El lector tiene entre las manos no sólo un trazo nítido e inquietante del modo en que se da la lucha por algunos espacios de poder en el México contemporáneo; tiene un orden narrativo tendido sobre otro orden con sus propias reglas de violencia y tensión política, fidelidad a las propias pasiones y también auto-conspiración contra ellas; el arte de poner el sentimiento a la altura del interés y la ambición urgente en el tiempo del cálculo y la calma. No es la menor de las virtudes de Morir en el golfo la claridad con que los personajes, los ámbitos y las pulsiones de mundos opuestos quedan imbricados, confrontados y resueltos para el lector en unas cuantas páginas intensas y magnéticas.

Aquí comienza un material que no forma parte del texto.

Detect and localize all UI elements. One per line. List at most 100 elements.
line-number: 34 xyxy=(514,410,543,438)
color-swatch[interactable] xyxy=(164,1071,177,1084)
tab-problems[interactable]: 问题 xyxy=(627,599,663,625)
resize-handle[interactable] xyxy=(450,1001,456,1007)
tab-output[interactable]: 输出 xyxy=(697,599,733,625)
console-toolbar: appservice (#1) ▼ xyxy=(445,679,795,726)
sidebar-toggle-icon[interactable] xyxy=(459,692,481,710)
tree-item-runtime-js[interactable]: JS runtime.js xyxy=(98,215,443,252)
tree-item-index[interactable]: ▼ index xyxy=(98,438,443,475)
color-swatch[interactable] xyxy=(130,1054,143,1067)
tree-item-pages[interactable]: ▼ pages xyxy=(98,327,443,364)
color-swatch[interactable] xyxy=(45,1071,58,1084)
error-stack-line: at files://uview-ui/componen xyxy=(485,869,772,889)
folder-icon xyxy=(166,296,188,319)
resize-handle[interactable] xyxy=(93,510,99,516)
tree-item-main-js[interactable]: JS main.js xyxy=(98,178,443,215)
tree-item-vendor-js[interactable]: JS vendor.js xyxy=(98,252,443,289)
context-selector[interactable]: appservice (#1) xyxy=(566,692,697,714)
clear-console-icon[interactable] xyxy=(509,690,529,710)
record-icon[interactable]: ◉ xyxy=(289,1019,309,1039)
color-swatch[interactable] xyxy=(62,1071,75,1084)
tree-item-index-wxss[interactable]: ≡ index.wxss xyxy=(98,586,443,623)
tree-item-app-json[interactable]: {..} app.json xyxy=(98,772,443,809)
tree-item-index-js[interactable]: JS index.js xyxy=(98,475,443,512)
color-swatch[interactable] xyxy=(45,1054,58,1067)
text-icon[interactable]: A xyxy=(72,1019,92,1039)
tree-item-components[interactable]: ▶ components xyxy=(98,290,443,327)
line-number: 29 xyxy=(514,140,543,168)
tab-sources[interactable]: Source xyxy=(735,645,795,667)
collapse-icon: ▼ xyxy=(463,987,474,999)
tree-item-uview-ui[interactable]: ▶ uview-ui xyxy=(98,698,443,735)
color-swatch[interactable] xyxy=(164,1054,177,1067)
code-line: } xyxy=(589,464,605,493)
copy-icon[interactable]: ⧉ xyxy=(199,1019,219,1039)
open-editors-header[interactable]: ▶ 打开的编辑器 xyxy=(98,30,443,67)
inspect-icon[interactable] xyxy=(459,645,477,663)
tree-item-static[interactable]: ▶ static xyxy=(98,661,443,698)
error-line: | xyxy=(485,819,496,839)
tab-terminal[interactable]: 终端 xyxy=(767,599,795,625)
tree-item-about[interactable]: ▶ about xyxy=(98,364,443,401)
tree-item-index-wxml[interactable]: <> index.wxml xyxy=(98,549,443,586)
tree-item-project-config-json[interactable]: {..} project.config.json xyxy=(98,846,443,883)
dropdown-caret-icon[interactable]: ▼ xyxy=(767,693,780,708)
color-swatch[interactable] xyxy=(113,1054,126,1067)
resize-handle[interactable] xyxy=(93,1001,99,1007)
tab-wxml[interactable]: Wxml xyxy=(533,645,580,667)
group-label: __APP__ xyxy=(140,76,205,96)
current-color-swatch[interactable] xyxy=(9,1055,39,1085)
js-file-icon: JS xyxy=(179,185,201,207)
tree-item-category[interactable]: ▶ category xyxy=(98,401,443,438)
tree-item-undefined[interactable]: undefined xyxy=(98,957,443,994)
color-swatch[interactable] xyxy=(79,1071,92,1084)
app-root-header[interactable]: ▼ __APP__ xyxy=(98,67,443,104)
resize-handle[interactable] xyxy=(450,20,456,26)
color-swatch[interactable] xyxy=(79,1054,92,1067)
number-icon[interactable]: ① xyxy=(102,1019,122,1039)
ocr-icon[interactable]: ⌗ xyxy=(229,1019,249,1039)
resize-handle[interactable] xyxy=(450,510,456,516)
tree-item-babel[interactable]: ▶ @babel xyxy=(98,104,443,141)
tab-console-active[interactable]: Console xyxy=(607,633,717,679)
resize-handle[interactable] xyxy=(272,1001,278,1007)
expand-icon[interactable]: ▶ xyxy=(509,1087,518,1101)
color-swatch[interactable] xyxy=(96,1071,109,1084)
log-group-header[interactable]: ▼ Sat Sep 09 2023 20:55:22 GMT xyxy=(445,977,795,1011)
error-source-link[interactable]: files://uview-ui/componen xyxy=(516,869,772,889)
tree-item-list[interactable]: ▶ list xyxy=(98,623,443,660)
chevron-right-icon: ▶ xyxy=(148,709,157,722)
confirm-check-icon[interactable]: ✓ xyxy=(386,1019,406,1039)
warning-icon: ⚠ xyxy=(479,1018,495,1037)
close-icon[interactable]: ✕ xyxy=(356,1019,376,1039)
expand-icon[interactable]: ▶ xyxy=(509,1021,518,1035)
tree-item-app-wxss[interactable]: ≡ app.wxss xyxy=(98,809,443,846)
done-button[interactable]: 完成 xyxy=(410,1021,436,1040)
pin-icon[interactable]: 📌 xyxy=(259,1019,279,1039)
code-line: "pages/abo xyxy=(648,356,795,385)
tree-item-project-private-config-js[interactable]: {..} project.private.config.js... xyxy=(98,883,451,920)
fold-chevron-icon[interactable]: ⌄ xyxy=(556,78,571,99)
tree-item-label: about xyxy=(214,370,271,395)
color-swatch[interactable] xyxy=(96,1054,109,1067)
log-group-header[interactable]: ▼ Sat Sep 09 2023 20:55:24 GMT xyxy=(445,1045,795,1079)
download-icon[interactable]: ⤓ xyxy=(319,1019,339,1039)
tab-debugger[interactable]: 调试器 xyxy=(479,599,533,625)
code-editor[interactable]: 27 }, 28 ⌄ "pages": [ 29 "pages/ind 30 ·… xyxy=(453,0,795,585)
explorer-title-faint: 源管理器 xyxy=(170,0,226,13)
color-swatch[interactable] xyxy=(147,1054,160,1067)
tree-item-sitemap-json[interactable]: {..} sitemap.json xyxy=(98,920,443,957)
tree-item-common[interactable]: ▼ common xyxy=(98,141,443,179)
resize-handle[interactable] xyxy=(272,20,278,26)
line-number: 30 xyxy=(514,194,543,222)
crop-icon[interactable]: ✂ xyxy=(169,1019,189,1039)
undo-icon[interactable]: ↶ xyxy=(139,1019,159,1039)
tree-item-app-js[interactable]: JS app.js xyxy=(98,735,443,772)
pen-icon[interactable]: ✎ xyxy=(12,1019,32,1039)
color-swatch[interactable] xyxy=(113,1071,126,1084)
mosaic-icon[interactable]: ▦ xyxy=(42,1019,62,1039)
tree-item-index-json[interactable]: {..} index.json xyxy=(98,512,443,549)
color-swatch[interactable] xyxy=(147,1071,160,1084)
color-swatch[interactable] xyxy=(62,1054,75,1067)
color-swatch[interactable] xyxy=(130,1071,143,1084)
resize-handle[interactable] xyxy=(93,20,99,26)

La historia del líder petrolero Lázaro Pizarro, de sus guerras políticas y personales, el recurso del crimen para dirimir conflictos y el transcurso de su poder entre los sótanos y las cúpulas de la política mexicana, tienen en Morir en el golfo un registro narrativo hecho de exactitud y destreza.
Morir en el golfo está en el centro de la cultura política mexicana de nuestros días; está en el momento óptimo de un oficio que Héctor Aguilar Camín lleva años puliendo y explorando en la ficción narrativa, el periodismo, el ensayo histórico y político; y para su ubicación en la literatura mexicana, con Morir en el golfo estamos en la herencia, en la escala de Martín Luis Guzmán.
“El 18 de marzo de 1978 acudí a los festejos de la expropiación petrolera en Ciudad Madero. Lázaro Pizarro ocupó el estrado junto a La Quina, aunque en un claro segundo plano. Roibal me buscó al mediar el acto. Característicamente, no lo sentí llegar ni deslizarse hacia mí, sino hasta que me tocó por la espalda en un costado. Igual hubiera podido apuntarme con una pistola:
—Dice el jefe si se anima a platicar con él un rato —preguntó con un dejo de burla.
—Donde quiera —contesté sin darle tiempo.”